At the time of the Warsaw ghetto uprising in 1943 there were
officially 30,000 Jews left in the city, and perhaps another 30,000 hiding
underground. Before the war, there had
been 380,000, approximately 1/3 of the entire population, making Warsaw the second
most Jewish city in the world after New York.
After the German invasion, another 450,000 Jews from all over Poland
were crammed into the ghetto. The vast
majority of these 830,000 Jews had been deported and murdered in 1942. Those remaining were the most able-bodied,
used for slave labor, but also most capable of resistance.
Though von Ribbentrop reported to his superiors in Berlin that
the ghetto was pacified without a fight, in fact the Germans were only able to
quash the resistance by systematically destroying the entire neighborhood,
house by house, block by block. As a
result, when the dust had settled, there was nothing left but dust.

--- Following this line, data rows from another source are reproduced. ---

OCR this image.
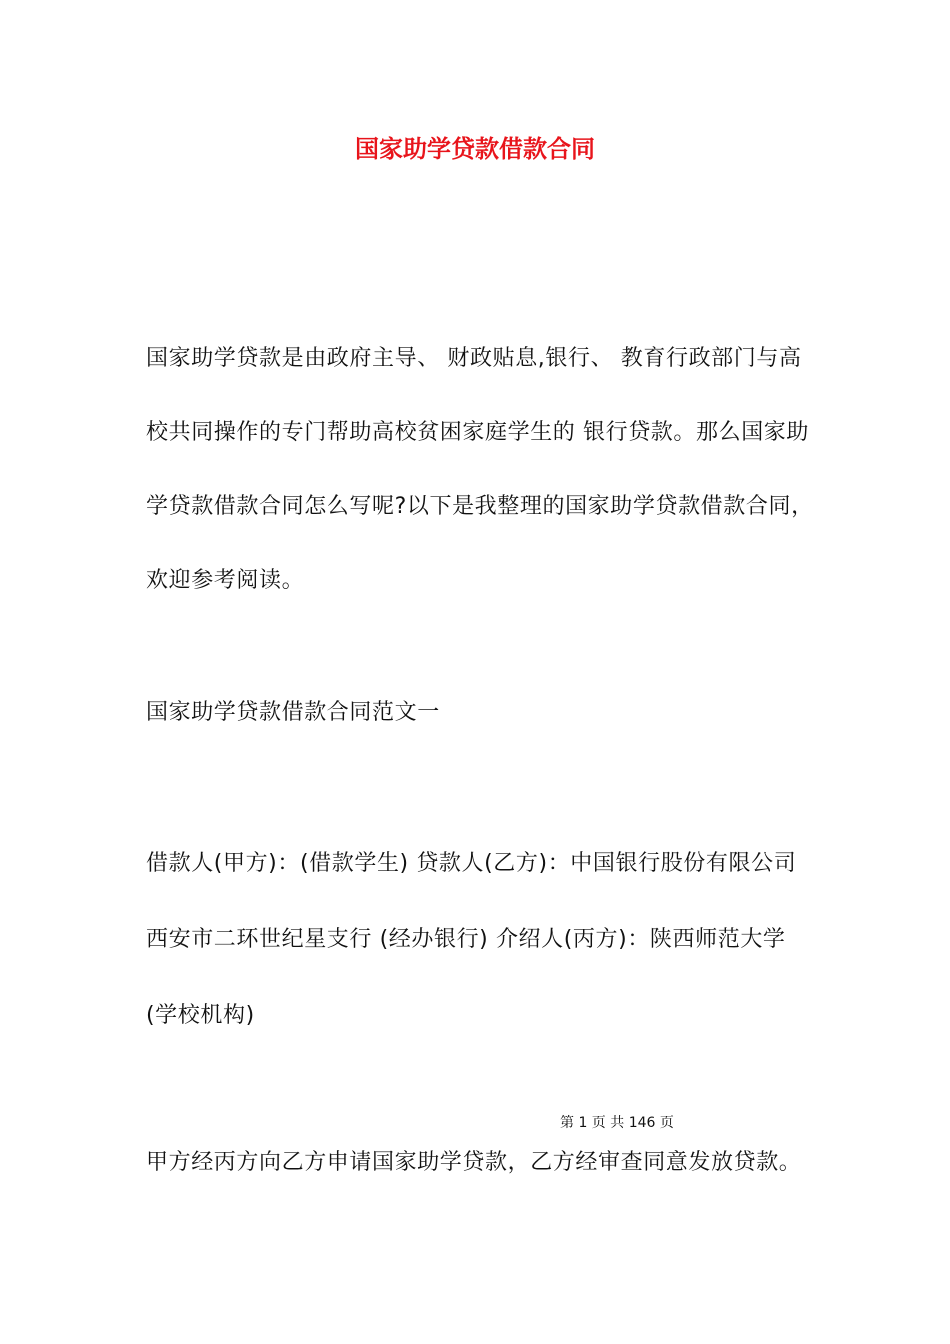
国家助学贷款借款合同
国家助学贷款是由政府主导、 财政贴息,银行、 教育行政部门与高
校共同操作的专门帮助高校贫困家庭学生的 银行贷款。那么国家助
学贷款借款合同怎么写呢?以下是我整理的国家助学贷款借款合同，
欢迎参考阅读。
国家助学贷款借款合同范文一
借款人(甲方)：(借款学生) 贷款人(乙方)：中国银行股份有限公司
西安市二环世纪星支行 (经办银行) 介绍人(丙方)：陕西师范大学
(学校机构)
第 1 页 共 146 页
甲方经丙方向乙方申请国家助学贷款，乙方经审查同意发放贷款。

Not a
building was standing. Shortly after the
war ended, a small memorial was dedicated.
Buildings were gradually built along the edges of the ghetto, and then
moved inward. But at the heart,
surrounding the memorial, there was nothing. It was a park of sorts, and as a
result of the war and the uprising it was also a large unmarked cemetery.
Today, in the middle of this large open space, a beautiful but
simple building rises. It is the home of
the new Museum of the History of Polish Jews.
The permanent collection will not open officially until October 28, but
through the auspices of the Foundation for Polish-Jewish reconciliation, we
were privileged to have a private tour with the director and one of the
docents.
The building itself was designed by the Finnish architect Mahlamaki
who won the job after a competition which included the likes of Daniel Libeskind. It was the simplicity that swayed the
judges. Mahlamaki i says that the modest
but elegant rectangle is like a gift box with a jewel - the collection - in its
center. He did not want his building to
draw attention away from the jewel. In a
way, he suggests, it is also like so many of the old European synagogues: modest on the outside to avoid attention,
beautiful and filled with life on the inside.
And this notion of life links to a second important idea: this is not a Holocaust museum. Rather, it tells the story of 1000 years of
Jewish life in Poland. To be sure, It
covers the Holocaust - how could it not - and in some ways it seems even more
tragic set in the context of so much history.
But it also continues after the Holocaust and speaks about the ongoing
presence of Jews, and the small but growing rebirth that is taking place at
this very moment. This museum truly will
be a jewel, one which will require several visits to take it all in.